The commission was not operating in a vacuum but in a politically sensitive environment. If it slashed more beds, the commission risked a more powerful backlash from health care lobbyists, lawmakers, and residents that threatened to torpedo its whole effort. The chairman of the commission, Stephen Berger, said the goal was to come up with a first step toward trimming and modernizing the industry that would ultimately be accepted by the major players. “To try to do more up front would have been massively destabilizing to the system,” he said yesterday.

What happens next?

The governor has until December 5 to reject the report or approve it and submit it to lawmakers. If they don’t reject the report in its entirety by the end of the year, it becomes law. The state health commission is then required to implement the recommendations within 18 months. None of the major players, including legislative leaders, the hospital association, and the health workers union, have called for an outright rejection of the report, while some expressed alarm about the closures. While it’s expected that Mr. Pataki and both legislative houses will endorse the report, it’s not clear whether Governor-elect Spitzer will enforce it. Yesterday, he said in a statement that the commission’s plans involved one “important element of a broader plan to fundamentally restructure New York’s healthcare system.”
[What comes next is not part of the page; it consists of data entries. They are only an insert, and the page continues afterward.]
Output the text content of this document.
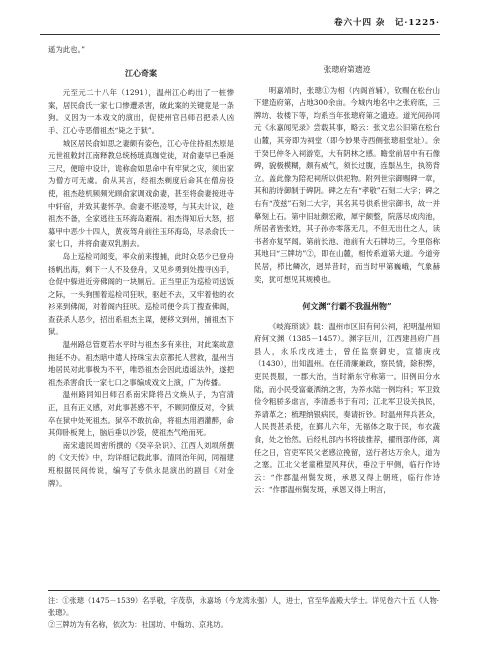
卷六十四 杂　记·1225·

遥为此也。”

江心奇案

元至元二十八年（1291），温州江心屿出了一桩惨案，居民俞氏一家七口惨遭杀害，破此案的关键竟是一条狗。义因为一本戏文的演出，促使州官吕师召把杀人凶手、江心寺恶僧祖杰“毙之于狱”。

城区居民俞如思之妻颇有姿色，江心寺住持祖杰原是元世祖敕封江南释教总统杨琏真珈党徒，对俞妻早已垂涎三尺，便暗中设计，诡称俞如思命中有牢狱之灾，须出家为僧方可无虞。俞从其言，经祖杰剃度后命其在僧房役使，祖杰趁机频频光顾俞家调戏俞妻，甚至将俞妻接进寺中轩宿，并致其妻怀孕。俞妻不堪凌辱，与其夫计议，趁祖杰不备，全家逃往玉环海岛避祸。祖杰得知后大怒，招募甲中恶少十四人，黄夜驾舟前往玉环海岛，尽杀俞氏一家七口，并将俞妻双乳割去。

岛上巡检司闻变，率众前来搜捕，此时众恶少已登舟扬帆出海，剩下一人不及登舟，又见乡勇到处搜寻凶手，仓促中躲进近旁佛阁的一块厕后。正当里正为巡检司送饭之际，一头狗围着巡检司狂吠，驱赶不去，又牢着他的衣衫来到佛阁，对着阁内狂吠。巡检司便令兵丁搜查佛阁，查获杀人恶少，招出系祖杰主谋，便移文到州，捕祖杰下狱。

温州路总管夏若水平时与祖杰多有来往，对此案故意拖延不办。祖杰暗中遣人持珠宝去京都托人营救，温州当地居民对此事极为不平，唯恐祖杰会因此逍遥法外，遂把祖杰杀害俞氏一家七口之事编成戏文上演，广为传播。

温州路同知吕师召系南宋降将吕文焕从子，为官清正，且有正义感，对此事甚感不平，不顾同僚反对，令狱卒在狱中处死祖杰。狱卒不敢抗命，将祖杰用酒灌醉，命其仰卧板凳上，脑后垂以沙袋，使祖杰气绝而死。

南宋遗民周密所撰的《癸辛杂识》、江西人刘埙所撰的《文天传》中，均详细记载此事。清同治年间，同福建班根据民间传说，编写了专供永昆演出的剧目《对金牌》。

张璁府第遗迹

明嘉靖时，张璁①为相（内阁首辅），钦赐在松台山下建造府第，占地300余亩。今城内地名中之张府底，三牌坊、妆楼下等，均系当年张璁府第之遗迹。道光间孙同元《永嘉闻见录》尝载其事，略云：张文忠公旧第在松台山麓，其旁即为祠堂（即今妙果寺西侧张璁祖堂址）。余于癸巳仲冬入祠游览，大有阴林之感。瞻堂前居中有石像碑，貌极模糊，颇有威气，须长过腹，连鬃丛生，执笏背立。盖此像为陪祀祠所以供祀物。附列世宗御赐碑一章，其和韵诗御制于碑阴。碑之左有“孝敬”石刻二大字；碑之右有“茂兹”石刻二大字，其名其号供系世宗御书，故一并摹刻上石。第中旧址颇宏敞，犀宇颇整，院落尽成肉池，所居者皆张姓，其子孙亦零落无几，不但无出仕之人，读书者亦复罕闻。第前长池、池前有大石牌坊三，今里俗称其地曰“三牌坊”②，即在山麓，相传系道第大道。今道旁民居，栉比鳞次，迥异昔时，而当时甲第巍峨，气象赫奕，犹可想见其规模也。

何文渊“行霸不我温州物”

《岐海琐谈》载：温州市区旧有何公祠，祀明温州知府何文渊（1385－1457）。渊字巨川，江西建昌府广昌县人，永乐戊戌进士，曾任监察御史，宣德庚戌（1430），出知温州。在任清廉兼政，察民情，除积弊，吏民畏服，一郡大治，当时渐东守称第一。旧例田分水陆，而小民受富豪洒纳之害，为养水陆一例均科；军卫致俭令粗骄多虐言，李清悉书于有司；江北军卫设关执民，养请革之；梳理纳银病民，奏请折钞。时温州拜兵甚众，人民畏甚杀使，在鄞儿六年，无福体之取于民，布衣蔬食，处之怡然。后经札部内书将拔推荐，擢刑部侍郎，离任之日，官吏军民父老感泣挽留，送行者达万余人，道为之塞。江北父老童稚望风拜伏，垂泣于甲侧，临行作诗云：“作郡温州鬓发斑，承恩又得上朝班，临行作诗云：“作郡温州鬓发斑，承恩又得上明言，

注：①张璁（1475－1539）名孚敬，字茂恭，永嘉场（今龙湾永强）人，进士，官至华盖殿大学士。详见卷六十五《人物·张璁》。
②三牌坊为有名称，依次为：社国坊、中翰坊、京兆坊。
The targeted hospitals are vowing to fight, organizing protest rallies, threatening lawsuits, and trying to shield themselves by filing for bankruptcy. With billions of dollars of funding on the line contingent on the enforcement of the commission’s plan, the powerful hospital association lobbyists and 1199 SEIU union are unlikely to join them in the battle. Industry experts say unless Albany strikes down the report, there is little that hospitals can do to save themselves. The institutions will likely suffer an immediate loss of patients and staff, who are likely to flee to more secure institutions.